The Republican strategy stands in contrast to how the party dealt with the Patient Protection and Affordable Care Act, the landmark health care legislation enacted in 2010. After Republicans took the House majority in 2015, they voted dozens of times to repeal the law, despite President Barack Obama’s pledge to veto any such bill.

“This feels like more of a Trojan horse strategy, and I think it’s because they know the IRA is extremely popular with voters,” Burke said of H.R. 1.

“They don’t want to get on TV every day and rail against the IRA, because people like investments in clean energy that are going to create jobs and lower costs for consumers,” she said.

‘Constituency of winners’

Opposing the Inflation Reduction Act was not a main feature of the midterm elections last year. Furthermore, it’s helped spur billions of dollars of development across the country — including in many conservative areas like rural Georgia and Nevada — thanks to companies seeking the incentives.

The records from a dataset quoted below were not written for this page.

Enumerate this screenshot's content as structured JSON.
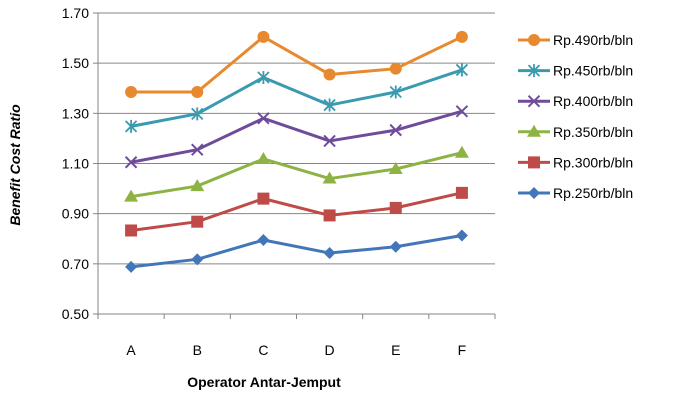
{
  "chart_data": {
    "type": "line",
    "title": "",
    "xlabel": "Operator Antar-Jemput",
    "ylabel": "Benefit Cost Ratio",
    "categories": [
      "A",
      "B",
      "C",
      "D",
      "E",
      "F"
    ],
    "ylim": [
      0.5,
      1.7
    ],
    "yticks": [
      "0.50",
      "0.70",
      "0.90",
      "1.10",
      "1.30",
      "1.50",
      "1.70"
    ],
    "grid": "horizontal",
    "legend_position": "right",
    "series": [
      {
        "name": "Rp.490rb/bln",
        "color": "#E8892F",
        "marker": "circle",
        "values": [
          1.385,
          1.385,
          1.605,
          1.455,
          1.478,
          1.605
        ]
      },
      {
        "name": "Rp.450rb/bln",
        "color": "#3A9AB0",
        "marker": "star",
        "values": [
          1.248,
          1.298,
          1.443,
          1.333,
          1.385,
          1.473
        ]
      },
      {
        "name": "Rp.400rb/bln",
        "color": "#6E4C9A",
        "marker": "x",
        "values": [
          1.105,
          1.155,
          1.28,
          1.19,
          1.233,
          1.308
        ]
      },
      {
        "name": "Rp.350rb/bln",
        "color": "#8DB344",
        "marker": "triangle",
        "values": [
          0.968,
          1.01,
          1.118,
          1.04,
          1.078,
          1.143
        ]
      },
      {
        "name": "Rp.300rb/bln",
        "color": "#BE4B48",
        "marker": "square",
        "values": [
          0.833,
          0.868,
          0.96,
          0.893,
          0.923,
          0.983
        ]
      },
      {
        "name": "Rp.250rb/bln",
        "color": "#4376B8",
        "marker": "diamond",
        "values": [
          0.688,
          0.718,
          0.795,
          0.743,
          0.768,
          0.813
        ]
      }
    ]
  }
}
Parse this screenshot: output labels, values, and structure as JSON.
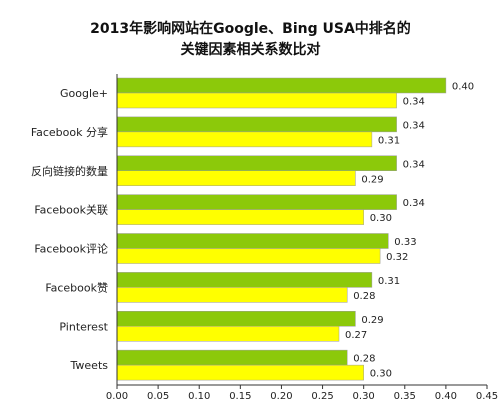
{
  "chart_data": {
    "type": "bar",
    "orientation": "horizontal",
    "title_lines": [
      "2013年影响网站在Google、Bing USA中排名的",
      "关键因素相关系数比对"
    ],
    "categories": [
      "Google+",
      "Facebook 分享",
      "反向链接的数量",
      "Facebook关联",
      "Facebook评论",
      "Facebook赞",
      "Pinterest",
      "Tweets"
    ],
    "series": [
      {
        "values": [
          0.4,
          0.34,
          0.34,
          0.34,
          0.33,
          0.31,
          0.29,
          0.28
        ],
        "color": "#8CC90A"
      },
      {
        "values": [
          0.34,
          0.31,
          0.29,
          0.3,
          0.32,
          0.28,
          0.27,
          0.3
        ],
        "color": "#FFFF00"
      }
    ],
    "xlim": [
      0,
      0.45
    ],
    "xticks": [
      "0.00",
      "0.05",
      "0.10",
      "0.15",
      "0.20",
      "0.25",
      "0.30",
      "0.35",
      "0.40",
      "0.45"
    ],
    "grid": false,
    "legend": "none"
  }
}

That’s given many of the climate law’s backers confidence that Republicans don’t want to go after it.

“In general, one of the very smart things about the IRA was that it’s long on carrots and short on sticks,” said Rep. Sean Casten (D-Ill.), who said H.R. 1 is “not a serious bill.”

“Once you have a constituency who is building things in your district, employing people in your district, taking advantage of tax credits to get things online that are operating in your district, that’s much harder to take away than a stick approach,” he continued.

“So I think a part of why they’re not going after this is because we are creating a constituency of winners.”

Noreen Nielsen, senior adviser at Climate Power, which has been promoting the Inflation Reduction Act, said, “Clean energy is just incredibly popular with American voters across the aisle. Even Republicans really like clean energy.”

Q Cells solar panels cover the factory's parking lots in Dalton, Ga.
Qcells solar panels cover the parking lot of the company’s factory in Dalton, Ga. | Raymond McCrea Jones/POLITICO

She cited recent investment announcements that the act helped spur, like the decision by solar manufacturer Qcells to build a $2.5 billion facility in Georgia, a move supported by Rep. Marjorie Taylor Greene (R), the area’s representative.

“I just think there isn’t the political will or interest in the party,” Nielsen said.

Rep. Garret Graves (R-La.), one of the lead architects of H.R. 1, pushed back on linking H.R. 1 to the Inflation Reduction Act.

“I just don’t view it as a repeal of IRA. That’s not how I’ve ever looked at this,” he said.

“I really view this as a recalibration of energy policy that brings down prices, that brings down global emissions … and certainly improves America’s energy security,” he added. “Those are the three criteria that we use when we looked backwards at this administration’s energy policies and realize that their policies are so flawed.”

Graves said he still opposes the Inflation Reduction Act, but he added that’s not where Republicans are focusing their efforts.

“I could sit here and go down the political pathway — repeal IRA, beat up the administration, the whole bunch,” Graves said. “But I think the data and the science are very clear that [Democrats’] policies have not worked.”

Furthermore, while repealing the climate law directly after it passed last year might have worked, such a move could be disruptive now, he added.

“You have some things that have already been built into the market. And rather than just coming in and saying, ‘We’re stopping this right now,’ you’ve got to do more nuanced approaches,” Graves said. “Some people use scalpels, and some people use sledgehammers.”